Un simple changement de couleur suffit parfois à transformer les habitudes sur la route.

Depuis le 1ᵉʳ janvier, les plaques d’immatriculation temporaires ne sont plus blanches mais roses. Une évolution visuelle marquée, pensée pour mieux sécuriser le système et répondre à une hausse préoccupante des fraudes.
Désormais, un véhicule en attente d’immatriculation définitive se repère en un instant. Les plaques temporaires, utilisées pour les voitures neuves, importées ou en cours de régularisation administrative, adoptent un fond rose. L’objectif est d’offrir une identification immédiate et claire du caractère transitoire du véhicule.
Selon les données du ministère de l’Intérieur, environ 250 000 cas d’usurpation d’immatriculation sont recensés chaque année.

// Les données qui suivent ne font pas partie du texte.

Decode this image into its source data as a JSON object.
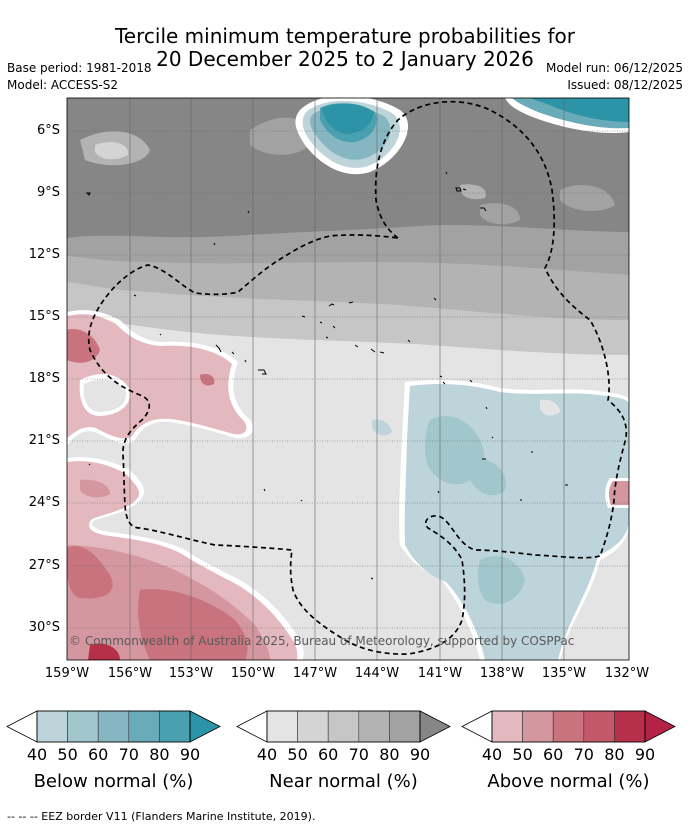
{
  "title": {
    "line1": "Tercile minimum temperature probabilities for",
    "line2": "20 December 2025 to 2 January 2026"
  },
  "meta": {
    "base_period": "Base period: 1981-2018",
    "model": "Model: ACCESS-S2",
    "model_run": "Model run: 06/12/2025",
    "issued": "Issued: 08/12/2025"
  },
  "map": {
    "lat_labels": [
      "6°S",
      "9°S",
      "12°S",
      "15°S",
      "18°S",
      "21°S",
      "24°S",
      "27°S",
      "30°S"
    ],
    "lon_labels": [
      "159°W",
      "156°W",
      "153°W",
      "150°W",
      "147°W",
      "144°W",
      "141°W",
      "138°W",
      "135°W",
      "132°W"
    ],
    "copyright": "© Commonwealth of Australia 2025, Bureau of Meteorology, supported by COSPPac",
    "footnote": "--  --  -- EEZ border V11 (Flanders Marine Institute, 2019)."
  },
  "legend": {
    "below": {
      "title": "Below normal (%)",
      "ticks": [
        "40",
        "50",
        "60",
        "70",
        "80",
        "90"
      ],
      "colors": [
        "#bcd4da",
        "#a1c6cc",
        "#86b6c1",
        "#6aabb9",
        "#48a0b0",
        "#2d93a6"
      ]
    },
    "near": {
      "title": "Near normal (%)",
      "ticks": [
        "40",
        "50",
        "60",
        "70",
        "80",
        "90"
      ],
      "colors": [
        "#e4e4e4",
        "#d4d4d4",
        "#c6c6c6",
        "#b3b3b3",
        "#a2a2a2",
        "#868686"
      ]
    },
    "above": {
      "title": "Above normal (%)",
      "ticks": [
        "40",
        "50",
        "60",
        "70",
        "80",
        "90"
      ],
      "colors": [
        "#e3b9bf",
        "#d5979f",
        "#c8737e",
        "#c2586a",
        "#b73049",
        "#b42347"
      ]
    }
  }
}
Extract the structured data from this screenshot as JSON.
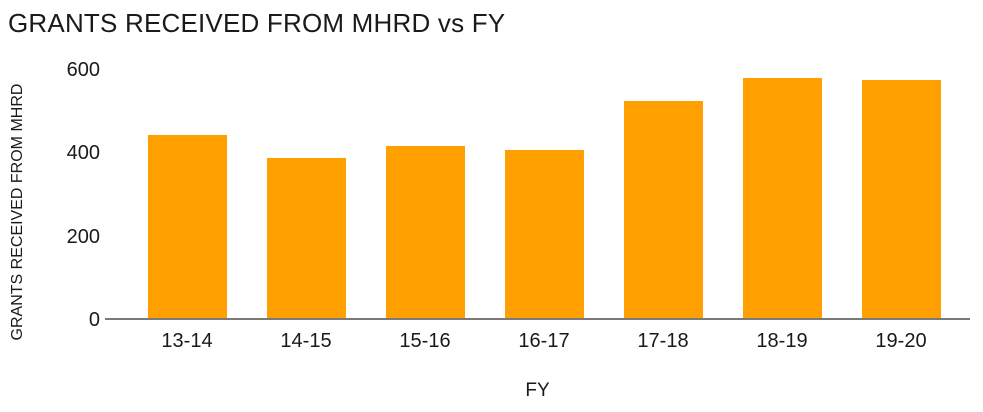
{
  "chart_data": {
    "type": "bar",
    "title": "GRANTS RECEIVED FROM MHRD vs FY",
    "xlabel": "FY",
    "ylabel": "GRANTS RECEIVED FROM MHRD",
    "categories": [
      "13-14",
      "14-15",
      "15-16",
      "16-17",
      "17-18",
      "18-19",
      "19-20"
    ],
    "values": [
      445,
      390,
      418,
      408,
      525,
      580,
      575
    ],
    "ylim": [
      0,
      600
    ],
    "yticks": [
      0,
      200,
      400,
      600
    ],
    "grid": false,
    "legend": "none",
    "bar_color": "#ffa000",
    "axis_line_color": "#7a7a7a",
    "text_color": "#1a1a1a"
  }
}
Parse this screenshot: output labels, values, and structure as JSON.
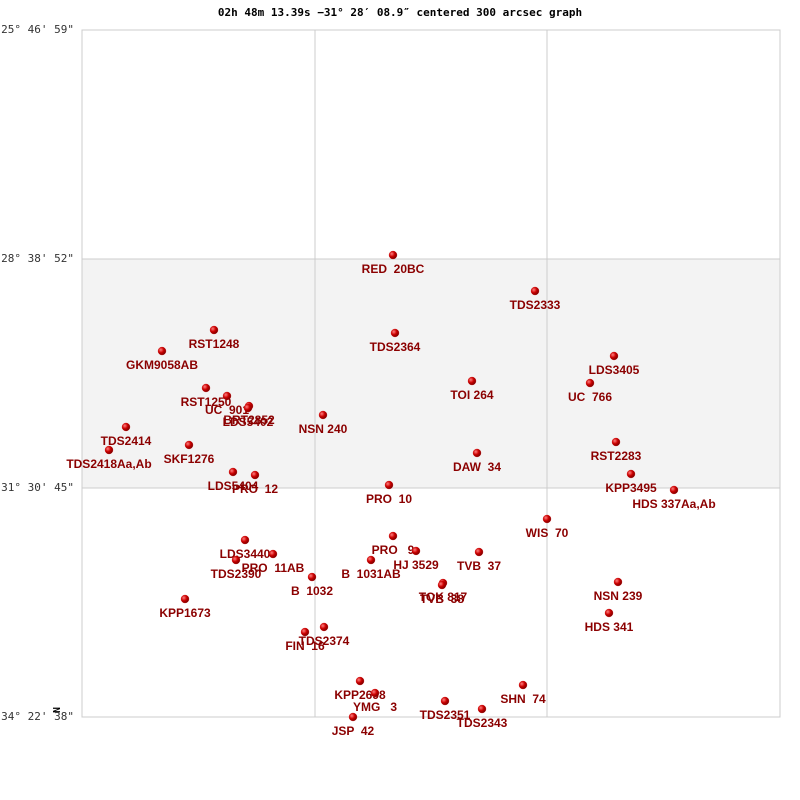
{
  "chart_data": {
    "type": "scatter",
    "title": "02h 48m 13.39s −31° 28′ 08.9″ centered 300 arcsec graph",
    "north_marker": "N",
    "xlim": [
      0,
      698
    ],
    "xticks": [
      233,
      465
    ],
    "ylim": [
      -34.3772,
      -25.7831
    ],
    "yticks": [
      {
        "value": -25.7831,
        "label": "-25° 46' 59\""
      },
      {
        "value": -28.6478,
        "label": "-28° 38' 52\""
      },
      {
        "value": -31.5125,
        "label": "-31° 30' 45\""
      },
      {
        "value": -34.3772,
        "label": "-34° 22' 38\""
      }
    ],
    "color": "#cc0000",
    "label_color": "#8b0000",
    "grid": true,
    "labels": [
      "RED  20BC",
      "TDS2333",
      "RST1248",
      "TDS2364",
      "GKM9058AB",
      "LDS3405",
      "TOI 264",
      "UC  766",
      "RST1250",
      "UC  901",
      "BRT2852",
      "LDS5402",
      "NSN 240",
      "TDS2414",
      "RST2283",
      "SKF1276",
      "TDS2418Aa,Ab",
      "DAW  34",
      "LDS5404",
      "PRO  12",
      "KPP3495",
      "PRO  10",
      "HDS 337Aa,Ab",
      "WIS  70",
      "LDS3440",
      "PRO   9",
      "TVB  37",
      "PRO  11AB",
      "HJ 3529",
      "TDS2390",
      "B  1031AB",
      "TOK 817",
      "TVB  38",
      "B  1032",
      "NSN 239",
      "KPP1673",
      "HDS 341",
      "TDS2374",
      "FIN  16",
      "KPP2698",
      "SHN  74",
      "YMG   3",
      "TDS2351",
      "TDS2343",
      "JSP  42"
    ],
    "x": [
      311,
      453,
      132,
      313,
      80,
      532,
      390,
      508,
      124,
      145,
      167,
      166,
      241,
      44,
      534,
      107,
      27,
      395,
      151,
      173,
      549,
      307,
      592,
      465,
      163,
      311,
      397,
      191,
      334,
      154,
      289,
      361,
      360,
      230,
      536,
      103,
      527,
      242,
      223,
      278,
      441,
      293,
      363,
      400,
      271
    ],
    "values": [
      -28.598,
      -29.048,
      -29.536,
      -29.573,
      -29.799,
      -29.861,
      -30.174,
      -30.199,
      -30.261,
      -30.361,
      -30.487,
      -30.512,
      -30.599,
      -30.749,
      -30.937,
      -30.974,
      -31.037,
      -31.074,
      -31.312,
      -31.35,
      -31.337,
      -31.475,
      -31.537,
      -31.9,
      -32.163,
      -32.113,
      -32.313,
      -32.338,
      -32.3,
      -32.413,
      -32.413,
      -32.701,
      -32.726,
      -32.626,
      -32.688,
      -32.901,
      -33.076,
      -33.251,
      -33.314,
      -33.927,
      -33.977,
      -34.077,
      -34.177,
      -34.277,
      -34.377
    ]
  }
}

Face à ce volume significatif, les autorités ont choisi d’agir en rendant les plaques provisoires plus visibles, afin de limiter les détournements et les usages prolongés au-delà des délais autorisés.
Une réponse à l’augmentation des fraudes

Depuis la dématérialisation et la délégation de certaines démarches liées aux cartes grises à des opérateurs privés, les signalements d’usurpation se sont multipliés. Le changement de couleur vise donc à simplifier les contrôles et à réduire les risques d’utilisation abusive.
La commissaire Cassandre Leblond, du Service départemental de sécurité publique du Nord, souligne que cette évolution doit faciliter le travail des forces de l’ordre en permettant une vérification rapide de la validité des plaques temporaires. Le rose attire l’attention là où l’ancienne plaque blanche pouvait passer plus inaperçue.
Marc Jeansou, président de l’Automobile Club du Nord de la France, rappelle que la date de validité figure directement sur la plaque. Ainsi, un contrôle visuel suffit à déterminer si le véhicule circule encore dans le cadre légal prévu.
Des contrôles plus fréquents sur les routes
Sur le terrain, certains conducteurs équipés de plaques roses remarquent déjà une vigilance accrue. La visibilité renforcée entraîne mécaniquement davantage de vérifications, ce qui peut surprendre ceux qui respectent pourtant les délais réglementaires.
Les plaques dites « WW » permettent de circuler en attendant la délivrance de la carte grise définitive. Leur validité peut aller jusqu’à quatre mois selon la situation. Dans certains cas, notamment lors d’importations ou de démarches administratives plus longues, un certificat temporaire d’un mois peut être renouvelé sous conditions.

Les plaques « W garage », réservées aux professionnels comme les concessionnaires et garagistes, adoptent elles aussi la nouvelle teinte rose. Elles autorisent la circulation de véhicules non immatriculés uniquement dans le cadre d’activités spécifiques. Dépasser la durée autorisée peut entraîner une contravention de 135 euros.
Un enjeu financier et administratif majeur
Au-delà de la visibilité, la réforme répond à un risque bien réel : la réattribution automatique des numéros provisoires après quatorze mois. Lorsque deux véhicules circulent avec la même immatriculation temporaire, des désagréments administratifs peuvent survenir.
Le garagiste nordiste Stéphane Ponchaux explique que dans ce type de situation, le dernier titulaire enregistré peut recevoir des avis de contravention qui ne correspondent pas à son usage réel du véhicule. Certaines affaires ont donné lieu à des montants cumulés particulièrement élevés, nécessitant des démarches longues pour rétablir la situation.